TVar is a transactional variable. Reads and writes inside atomically are tracked. At commit time, the runtime checks whether any of the values you read have changed since you read them. If they have, the transaction restarts. If not, all your writes are committed atomically.

This is optimistic concurrency control with read-set tracking. It's the same model databases use, but in-process and very fast.

Why composition works

Suppose you have withdraw :: TVar Int -> Int -> STM () and deposit :: TVar Int -> Int -> STM (). With locks, you'd need to know the locking discipline of both, hold both locks in the right order, and not deadlock. With STM, you just sequence them:

transfer src dst amount = do
  withdraw src amount
  deposit dst amount

Both happen atomically together. There's no lock to hold, no order to get right. Either both succeed or neither does. This is the core argument for STM, you can't get this with locks.
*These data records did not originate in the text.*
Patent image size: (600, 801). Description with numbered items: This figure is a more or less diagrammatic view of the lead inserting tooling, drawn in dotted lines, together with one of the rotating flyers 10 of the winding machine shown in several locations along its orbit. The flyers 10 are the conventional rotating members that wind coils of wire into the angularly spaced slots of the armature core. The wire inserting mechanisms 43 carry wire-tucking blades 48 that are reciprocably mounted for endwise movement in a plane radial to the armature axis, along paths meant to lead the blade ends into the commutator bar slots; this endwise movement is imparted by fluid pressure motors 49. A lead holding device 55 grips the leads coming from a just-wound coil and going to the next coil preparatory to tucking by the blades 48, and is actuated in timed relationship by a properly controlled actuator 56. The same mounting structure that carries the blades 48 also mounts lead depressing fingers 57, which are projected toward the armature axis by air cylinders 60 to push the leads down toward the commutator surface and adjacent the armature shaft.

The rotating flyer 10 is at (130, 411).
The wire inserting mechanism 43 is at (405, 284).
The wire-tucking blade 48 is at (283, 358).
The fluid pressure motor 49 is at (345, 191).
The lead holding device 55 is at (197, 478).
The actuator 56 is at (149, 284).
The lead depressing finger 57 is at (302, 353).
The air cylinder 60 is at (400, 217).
retry: blocking on conditions

retry is what makes STM more than just optimistic locking. When a transaction calls retry, the runtime aborts it and parks the thread until one of the TVars the transaction read changes. Then it wakes the thread up and re-runs.

withdraw :: TVar Int -> Int -> STM ()
withdraw acc amount = do
  balance <- readTVar acc
  if balance < amount
    then retry
    else writeTVar acc (balance - amount)
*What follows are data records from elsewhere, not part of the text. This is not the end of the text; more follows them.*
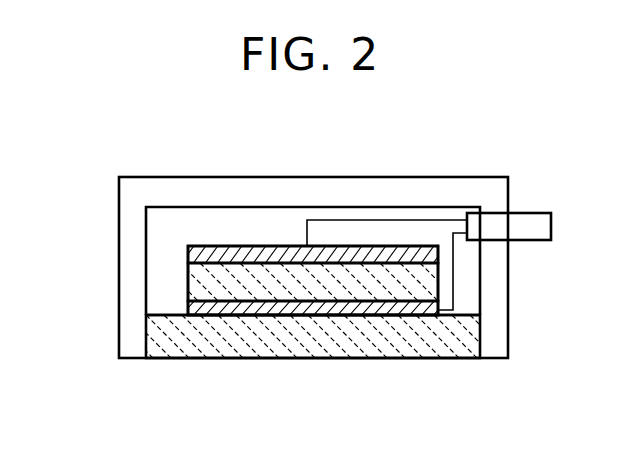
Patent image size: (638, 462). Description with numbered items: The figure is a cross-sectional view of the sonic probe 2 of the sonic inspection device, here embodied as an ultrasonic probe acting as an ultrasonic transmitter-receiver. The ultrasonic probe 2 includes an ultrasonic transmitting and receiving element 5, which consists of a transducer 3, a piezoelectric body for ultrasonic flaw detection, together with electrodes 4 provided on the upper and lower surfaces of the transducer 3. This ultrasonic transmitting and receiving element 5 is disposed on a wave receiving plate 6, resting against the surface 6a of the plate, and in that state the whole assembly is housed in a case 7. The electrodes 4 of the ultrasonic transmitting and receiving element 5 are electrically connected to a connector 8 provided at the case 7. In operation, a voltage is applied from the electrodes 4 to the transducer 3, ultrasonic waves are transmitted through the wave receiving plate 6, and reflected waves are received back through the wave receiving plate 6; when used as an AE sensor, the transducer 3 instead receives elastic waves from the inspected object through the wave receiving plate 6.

The sonic probe 2 is at (453, 155).
The transducer 3 is at (192, 284).
The electrodes 4 is at (192, 254).
The ultrasonic transmitting and receiving element 5 is at (73, 242).
The wave receiving plate 6 is at (170, 341).
The surface of the wave receiving plate 6a is at (370, 318).
The case 7 is at (227, 177).
The connector 8 is at (537, 213).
If there's not enough money, the thread blocks. When someone deposits and the balance changes, the runtime re-runs the transaction. If it succeeds this time, the withdrawal completes. If not (still insufficient), it blocks again.

There's no condition variable, no manual signal/wait, no risk of missing a wakeup. The runtime tracks what you read and wakes you when it changes. This is dramatically simpler than the equivalent with MVar.

orElse: combining alternatives

orElse lets you say "try this, but if it would block, try that instead":

takeFromEither :: TVar [a] -> TVar [a] -> STM a
takeFromEither v1 v2 = takeFrom v1 `orElse` takeFrom v2
  where
    takeFrom v = do
      xs <- readTVar v
      case xs of
        []     -> retry
        (x:rest) -> do
          writeTVar v rest
          return x

If v1 is empty, the first branch retries. orElse catches the retry and tries the second branch. If that also retries, the whole transaction blocks on both TVars and wakes when either changes. You can't do this with locks at all, you'd need a custom condition variable for the disjunction.

The dining philosophers

This is the canonical concurrency exercise. Five philosophers, five forks, each needs both adjacent forks to eat. With locks, you have to be careful about the order in which philosophers grab forks or you deadlock (the classic solution: one philosopher grabs in the opposite order).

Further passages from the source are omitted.